For systematic evaluation of multiple checkpoints or hyperparameter sweeps, use eval_runner.py with a JSON configuration file.

1. Create Evaluation Configuration

Create a file eval_config.json:

{
  "policy_runner_args": {
    "policy_type": "rsl_rl",
    "num_steps": 5000,
    "num_envs": 64,
    "headless": true
  },
  "evaluations": [
    {
      "checkpoint_path": "logs/rsl_rl/generic_experiment/2026-01-28_17-26-10/model_5999.pt",
      "environment": "lift_object",
      "environment_args": {
        "rl_training_mode": false
      }
    },
    {
      "checkpoint_path": "logs/rsl_rl/generic_experiment/2026-01-28_17-26-10/model_11999.pt",
      "environment": "lift_object",
      "environment_args": {
        "rl_training_mode": false
      }
    }
  ]
}

2. Run Batch Evaluation

python isaaclab_arena/evaluation/eval_runner.py --config eval_config.json

This will automatically evaluate all checkpoints listed in the configuration and output a summary of metrics for each.

Expected Output:

Evaluating checkpoint 1/2: model_5999.pt
Metrics: {'success_rate': 0.72, 'num_episodes': 152}

Evaluating checkpoint 2/2: model_11999.pt
Metrics: {'success_rate': 0.85, 'num_episodes': 156}

Summary:
========================================
model_5999.pt  | Success: 72% | Episodes: 152
model_11999.pt | Success: 85% | Episodes: 156

Understanding the Metrics#

The Lift Object task reports the following metrics:

Metric

Description

success_rate

Fraction of episodes where object reached target position within tolerance

num_episodes

Total number of episodes completed during evaluation

A well-trained policy should achieve:

  • Success rate: 70-90% (depends on target range difficulty)

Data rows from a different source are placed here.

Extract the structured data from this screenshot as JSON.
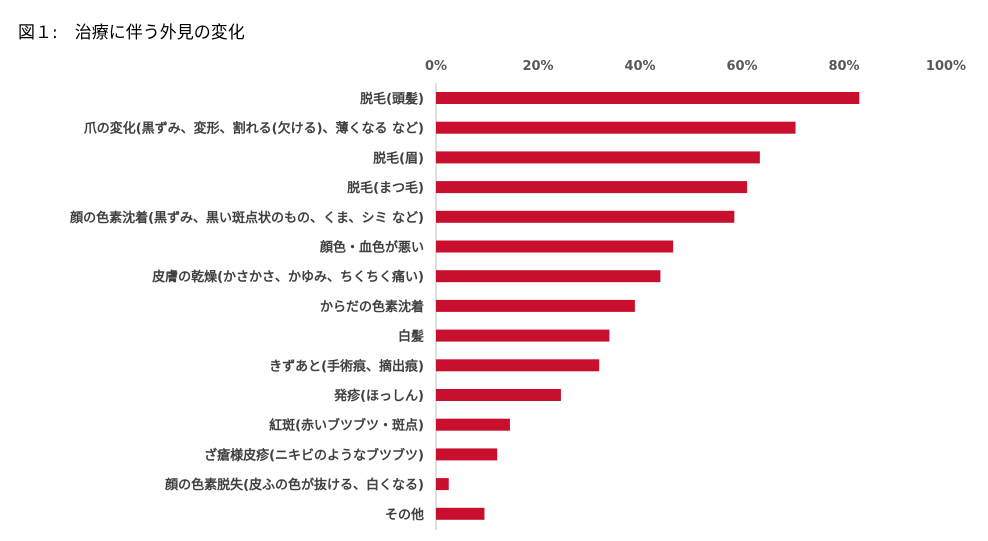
{
  "page": {
    "title": "図１:　治療に伴う外見の変化"
  },
  "chart_data": {
    "type": "bar",
    "orientation": "horizontal",
    "title": "図１:　治療に伴う外見の変化",
    "xlabel": "",
    "ylabel": "",
    "xlim": [
      0,
      100
    ],
    "ticks": [
      "0%",
      "20%",
      "40%",
      "60%",
      "80%",
      "100%"
    ],
    "tick_values": [
      0,
      20,
      40,
      60,
      80,
      100
    ],
    "grid": false,
    "bar_color": "#c8102e",
    "categories": [
      "脱毛(頭髪)",
      "爪の変化(黒ずみ、変形、割れる(欠ける)、薄くなる など)",
      "脱毛(眉)",
      "脱毛(まつ毛)",
      "顔の色素沈着(黒ずみ、黒い斑点状のもの、くま、シミ など)",
      "顔色・血色が悪い",
      "皮膚の乾燥(かさかさ、かゆみ、ちくちく痛い)",
      "からだの色素沈着",
      "白髪",
      "きずあと(手術痕、摘出痕)",
      "発疹(ほっしん)",
      "紅斑(赤いブツブツ・斑点)",
      "ざ瘡様皮疹(ニキビのようなブツブツ)",
      "顔の色素脱失(皮ふの色が抜ける、白くなる)",
      "その他"
    ],
    "values": [
      83,
      70.5,
      63.5,
      61,
      58.5,
      46.5,
      44,
      39,
      34,
      32,
      24.5,
      14.5,
      12,
      2.5,
      9.5
    ]
  }
}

  • Consistent performance: Success rate stable across multiple evaluation runs

Troubleshooting#

Issue: Low success rate (<50%)

  • Increase training iterations (try 20,000+)

  • Check reward configuration in task definition

  • Verify command sampling ranges are reasonable

  • Try different random seeds

Issue: Policy gets stuck or drops object

  • Ensure object mass and friction are reasonable

  • Check gripper force limits

  • Visualize with play.py to diagnose behavior

  • Review episode recordings if --video was enabled during training

Issue: “Checkpoint not found” error

  • Verify checkpoint path is correct

  • Use absolute paths if relative paths fail

  • Check that training completed and saved checkpoints

Note

When running evaluation, always set --rl_training_mode False to enable success termination. During training, this flag is True by default to prevent early episode termination.